Verstimmung im Paradies

Fr., 21.Jun.19, Franz.Polyn./Tuamotu/Insel Hao/d’Otepa, Tag 1846, 17.889 sm von HH

„Sie haben ihn gegessen“, Gerald spricht es als erster aus. Gerald ist unser französischer Nachbar der ersten Stunde auf Hao. Er hat noch immer das Gaumen-Problem und spricht nur ein paar Brocken Englisch, ist aber ansonsten sehr nett und hat vor allem viel Kontakt zu den Einheimischen. Gerald macht eine Essbewegung, um seine Annahme zu unterstreichen.
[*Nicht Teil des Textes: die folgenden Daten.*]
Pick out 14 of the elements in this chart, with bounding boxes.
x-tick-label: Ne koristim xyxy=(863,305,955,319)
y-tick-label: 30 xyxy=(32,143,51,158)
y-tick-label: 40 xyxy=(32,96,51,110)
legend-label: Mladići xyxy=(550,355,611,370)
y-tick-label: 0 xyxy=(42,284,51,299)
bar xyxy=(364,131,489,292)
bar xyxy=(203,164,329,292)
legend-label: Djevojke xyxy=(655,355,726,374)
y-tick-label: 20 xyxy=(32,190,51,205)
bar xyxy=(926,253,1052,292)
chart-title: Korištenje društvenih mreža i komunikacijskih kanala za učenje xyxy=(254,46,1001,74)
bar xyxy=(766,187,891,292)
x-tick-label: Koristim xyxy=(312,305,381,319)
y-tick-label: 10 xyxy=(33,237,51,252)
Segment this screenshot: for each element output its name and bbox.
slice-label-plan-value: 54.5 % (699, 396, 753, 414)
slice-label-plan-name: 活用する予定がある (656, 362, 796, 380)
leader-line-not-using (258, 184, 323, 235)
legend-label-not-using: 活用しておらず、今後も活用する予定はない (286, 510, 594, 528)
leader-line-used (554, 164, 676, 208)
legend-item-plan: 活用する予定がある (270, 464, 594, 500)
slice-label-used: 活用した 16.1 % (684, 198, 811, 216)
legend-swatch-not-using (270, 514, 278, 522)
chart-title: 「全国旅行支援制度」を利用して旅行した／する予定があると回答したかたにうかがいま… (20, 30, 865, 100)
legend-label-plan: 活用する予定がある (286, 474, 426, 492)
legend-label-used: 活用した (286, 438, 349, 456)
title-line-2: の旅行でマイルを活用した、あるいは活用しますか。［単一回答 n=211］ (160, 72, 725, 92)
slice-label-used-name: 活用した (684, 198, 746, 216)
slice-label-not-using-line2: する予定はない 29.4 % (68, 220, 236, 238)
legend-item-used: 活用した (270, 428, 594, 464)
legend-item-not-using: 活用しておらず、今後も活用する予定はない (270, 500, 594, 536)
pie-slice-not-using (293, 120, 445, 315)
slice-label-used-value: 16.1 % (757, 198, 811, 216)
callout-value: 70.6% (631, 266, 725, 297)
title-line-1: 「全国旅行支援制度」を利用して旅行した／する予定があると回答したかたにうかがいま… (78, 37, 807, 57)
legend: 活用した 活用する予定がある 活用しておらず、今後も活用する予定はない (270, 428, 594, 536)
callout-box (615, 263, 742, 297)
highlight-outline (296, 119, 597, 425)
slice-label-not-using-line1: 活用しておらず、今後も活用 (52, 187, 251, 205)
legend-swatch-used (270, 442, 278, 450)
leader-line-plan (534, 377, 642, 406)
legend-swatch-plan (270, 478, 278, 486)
Die Rede ist von Halbohr. Den Namen haben wir dem kleinen Mischlings-Hund gegeben, der den ganzen Tag auf der Mole umher ströpert. Ein richtiges Zuhause scheint Halbohr nicht zu haben, da er auch nachts bei den Booten bleibt. Abwechselnd schläft er bei Gerald oder bei uns vor der Tür. Diese Treue ist durch ein paar Knochen- oder Reisreste schnell erkauft.

R.I.P Halbohr

Halbohr fehlt die Hälfte eines seiner übergroßen Fledermausohren. Ein sauberer Schnitt durch ein Messer oder eine Machete. Wir vermuten eine Teil-Amputation nach einem Unfall.
Die Einheimischen mögen ihn nicht. Er heißt bei ihnen Crétin – Idiot. Und die Kinder werfen schon mal einen Knüppel nach ihm, wenn sie zum Angeln auf die Mole kommen. Sie bringen ihre eigenen Hunde mit und wollen ihn nicht dabei haben.
Wir mögen Halbohr. Ein unaufdringlicher Kerl, der sich über jede freundliche Geste freut. Er ist noch sehr jung und hat gerade angefangen ‚Stöckchen holen‘ zu lernen. Und nun ist Halbohr verschwunden. Von einem Tag auf den anderen. Spurlos.

Hundefleisch-Verzehr ist durchaus (noch) verbreitet: In vielen asiatischen Ländern, Mexiko, in zwei Kantonen in der Schweiz und eben auch in Polynesien. Auf Hawaii gab es die Zucht des ‚Hawaiian Poi Dog‘ ausschließlich zum Verzehr.
Mitte des 19. Jahrhunderts galt in Deutschland Hundefleisch als Delikatesse zu bestimmten Anlässen und Wilhelm Busch verarbeite das Schlachten eines Hundes literarisch. Im 20. Jahrhundert unterlag Hundefleisch der gesetzlichen Fleischbeschau und ein Verbot von Hund zur Fleischgewinnung erfolgte erst 1986.

Im Internet finden sich Rezepte für Hundegulasch und geräucherten Hund. Wobei Kenner eindrücklich darauf hinweisen, nur junge Tiere zu schlachten, da Hundefleisch im Alter zäh werden soll. In Deutschland gibt es die ‚Bürgerinitiative pro Hundefleisch‘, deren Argumente zum Verzehr von Hund ‚Schutz vor Vogelgrippe‘ und das Fehlen vor Gammelfleisch-Skandalen sind. :shock:
Solche Befürworter sind eher die Ausnahme, gesellschaftlich verbreitet sich weltweit ein Trend zum Hundefleisch-Tabu.
Allerdings müssen sich europäische Tierschützer, die den Verzehr von Hund in Asien anprangern, den Vorwurf des Snobismus und Rassismus gefallen lassen: wer seid ihr, dass ihr uns vorschreibt, was wir essen dürfen.

Unser Halbohr ist nun weg und wir sind traurig. Die einzig logische Erklärung für sein Verschwinden ist tatsächlich, dass er zum Braten wurde. Wir hoffen, dass er sein Ohr nicht als Geschmacksprobe hergeben musste.